I first became interested in statistics and data science because of my love for basketball. In the NBA, data is ubiquitous, and it’s becoming more influential in managers’ and coaches’ decision making. Each basketball game has a resulting “box score”, a table displaying descriptive numbers about the game at a team and player level (e.g. points scored, field goals made, rebounds, time played). Over the course of a season, a player’s performance can be measured and tracked through the aggregation of these box scores. Basketball Reference stores this insightful data for each player that has ever played in the NBA.

I’ll explain how to scrape this data from the web by doing the following:

Discuss unique website structure and path to the data.
Display code that scrapes the data and organizes it into a pandas dataframe.

Website Structure

Target Table

Here’s a look at one of the data tables I’m looking to scrape from the site:

target table

This table represents the data over all available seasons for just one player–LaMarcus Aldridge. What I’d like to get is data for all 859 active players in the NBA. Because each player’s data table is on an individual page, my code will have to hit all 859 pages to do the necessary scraping. So, where can I get a list of all the pages I need to hit? Take a look:

The Code

Packages

pandas: to build pandas dataframe with player data
requests: to import website html code/info
BeautifulSoup: to navigate html code to desired data

import pandas as pd
import requests
from bs4 import BeautifulSoup

Scraping

Get links to all last name directories:

# get all last name directory links
    # links found in 'ul' tag with 'page_index' class
    # directory links will have a text with length 1 (e.g. "A")
    # base url must be added to directory path
letter_links = bs.find('ul', {'class': 'page_index'}).find_all('a')
letter_links = ['https://www.basketball-reference.com' + link.get('href') for link in letter_links if len(link.text) == 1]

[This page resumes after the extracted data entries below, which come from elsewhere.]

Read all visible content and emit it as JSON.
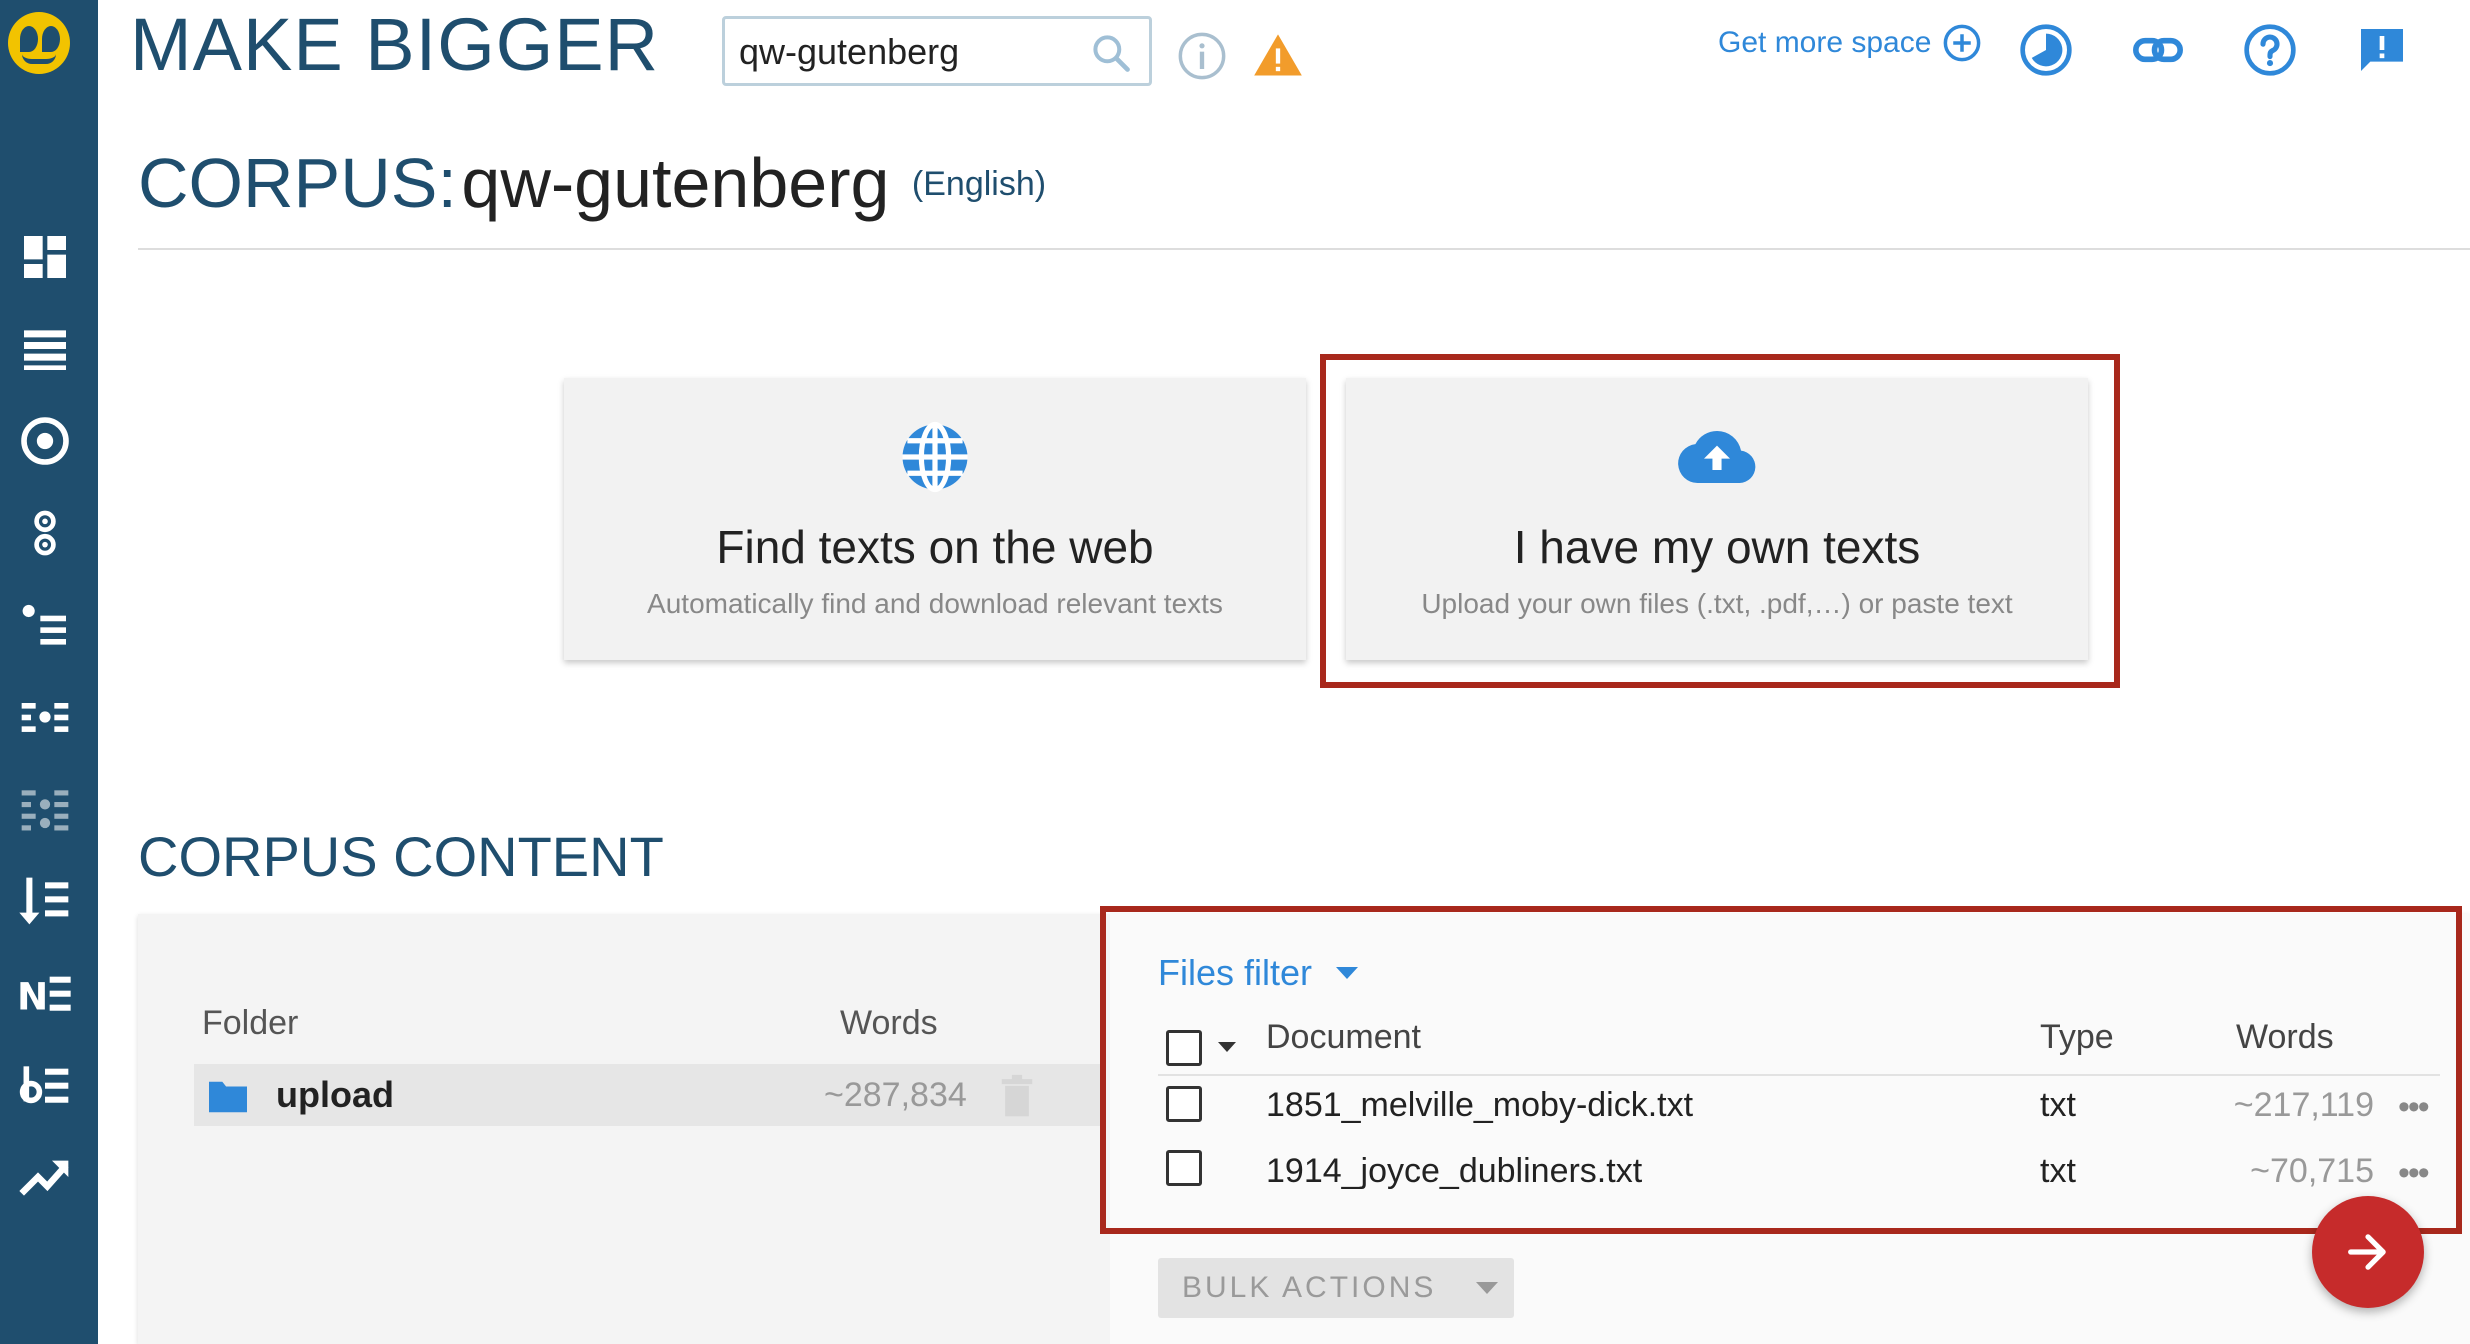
{
  "header": {
    "title": "MAKE BIGGER",
    "search_value": "qw-gutenberg",
    "get_more_space": "Get more space"
  },
  "corpus": {
    "title_prefix": "CORPUS:",
    "name": "qw-gutenberg",
    "language": "(English)"
  },
  "cards": [
    {
      "title": "Find texts on the web",
      "subtitle": "Automatically find and download relevant texts",
      "icon": "globe-icon"
    },
    {
      "title": "I have my own texts",
      "subtitle": "Upload your own files (.txt, .pdf,…) or paste text",
      "icon": "cloud-upload-icon"
    }
  ],
  "content": {
    "section_title": "CORPUS CONTENT",
    "folder_header": "Folder",
    "words_header": "Words",
    "folders": [
      {
        "name": "upload",
        "words": "~287,834"
      }
    ],
    "files_filter": "Files filter",
    "columns": {
      "document": "Document",
      "type": "Type",
      "words": "Words"
    },
    "files": [
      {
        "document": "1851_melville_moby-dick.txt",
        "type": "txt",
        "words": "~217,119"
      },
      {
        "document": "1914_joyce_dubliners.txt",
        "type": "txt",
        "words": "~70,715"
      }
    ],
    "bulk_actions": "BULK ACTIONS",
    "row_menu": "•••"
  },
  "colors": {
    "sidebar": "#1f4e6e",
    "accent_blue": "#2f88d9",
    "highlight_red": "#a8281c",
    "fab_red": "#c62b2b",
    "logo_yellow": "#f2c300"
  },
  "sidebar_icons": [
    "dashboard-icon",
    "list-icon",
    "target-icon",
    "two-circles-icon",
    "bullet-list-icon",
    "wordlist-icon",
    "keywords-icon",
    "sort-list-icon",
    "named-entities-icon",
    "numbered-list-icon",
    "trends-icon"
  ]
}
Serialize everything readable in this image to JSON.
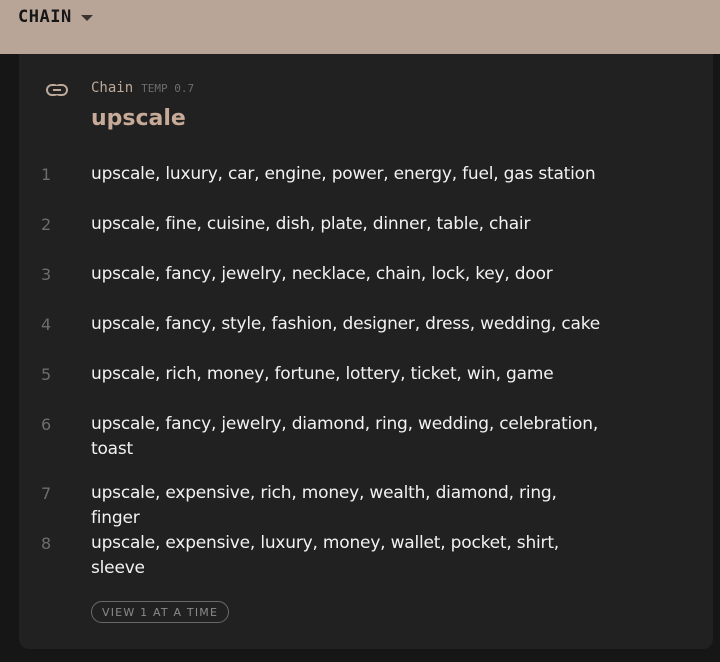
{
  "header": {
    "title": "CHAIN"
  },
  "card": {
    "chain_label": "Chain",
    "temp_label": "TEMP 0.7",
    "word": "upscale",
    "rows": [
      {
        "num": "1",
        "text": "upscale, luxury, car, engine, power, energy, fuel, gas station"
      },
      {
        "num": "2",
        "text": "upscale, fine, cuisine, dish, plate, dinner, table, chair"
      },
      {
        "num": "3",
        "text": "upscale, fancy, jewelry, necklace, chain, lock, key, door"
      },
      {
        "num": "4",
        "text": "upscale, fancy, style, fashion, designer, dress, wedding, cake"
      },
      {
        "num": "5",
        "text": "upscale, rich, money, fortune, lottery, ticket, win, game"
      },
      {
        "num": "6",
        "text": "upscale, fancy, jewelry, diamond, ring, wedding, celebration, toast"
      },
      {
        "num": "7",
        "text": "upscale, expensive, rich, money, wealth, diamond, ring, finger"
      },
      {
        "num": "8",
        "text": "upscale, expensive, luxury, money, wallet, pocket, shirt, sleeve"
      }
    ],
    "view_button": "VIEW 1 AT A TIME"
  }
}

Get links to all individual pages:

# get all player links from last name directory links

# initialize empty list of player links
player_links = []

# player links found in 'th' tag w/specific scope and class
# active players with 'strong' tag
# add base url
for letter_link in letter_links:
    r = requests.get(letter_link)
    bs = BeautifulSoup(r.text)
    player_tags = bs.find('tbody').find_all('th', {'scope': 'row', 'class': 'left'})
    player_links += ['https://www.basketball-reference.com' + player_tag.find('a').get('href') for player_tag in player_tags if player_tag.find('strong')]

Get target table from each individual page, make dataframe:

# build dataframe of all players' stats by season

# initialize empty list to which dfs will be appended
appended_data = []


for player_link in tqdm(player_links):
    # get tables from player page
    dfs = pd.read_html(player_link)
    # save df as second table in html table code
    df = dfs[1]

    # add player name as col
    r = requests.get(player_link)
    bs = BeautifulSoup(r.text)
    name = bs.find("div", {"id": "info", "class": "players"}).find("h1").text
    name = name.split('\n')[1]

    df['Name'] = name
    # add years of experience (use index + 1)
    df['Exp'] = df.index + 1

    # append individual df to list
    appended_data.append(df)

# combine all dfs together
nba = pd.concat(appended_data)

Here’s what the head of your dataframe will look like if run correctly: dataframe head

EDA Coming Soon

Next up, I’m going to be posting about an exploratory data analysis on this scraped data! Here are some questions I’ll be considering:

Has the average age of a player in the NBA changed season over season? In other words, is the league becoming younger/older?
At what age and level of experience do players hit their peak performance in key statistical areas such as minutes per game, number of games in starting lineup, points per game, field goal percentage, etc.?
How is player performance impacted when switching teams?
When is the biggest leap in player performance? Biggest drop?

What other aspects of the data do you think might be interesting to explore? Comment below with your suggestions.

Extra

Link to GitHub repo: https://github.com/shargyle/NBA-Analysis

Note on ethics: In the terms of service on Basketball Reference, it states that the data cannot be used to compete with the services that the site offers. Given that I’m using the data for analysis and do not intend on distributing it to anyone for the purpose of providing NBA data, I deemed it ethical to scrape data from the website.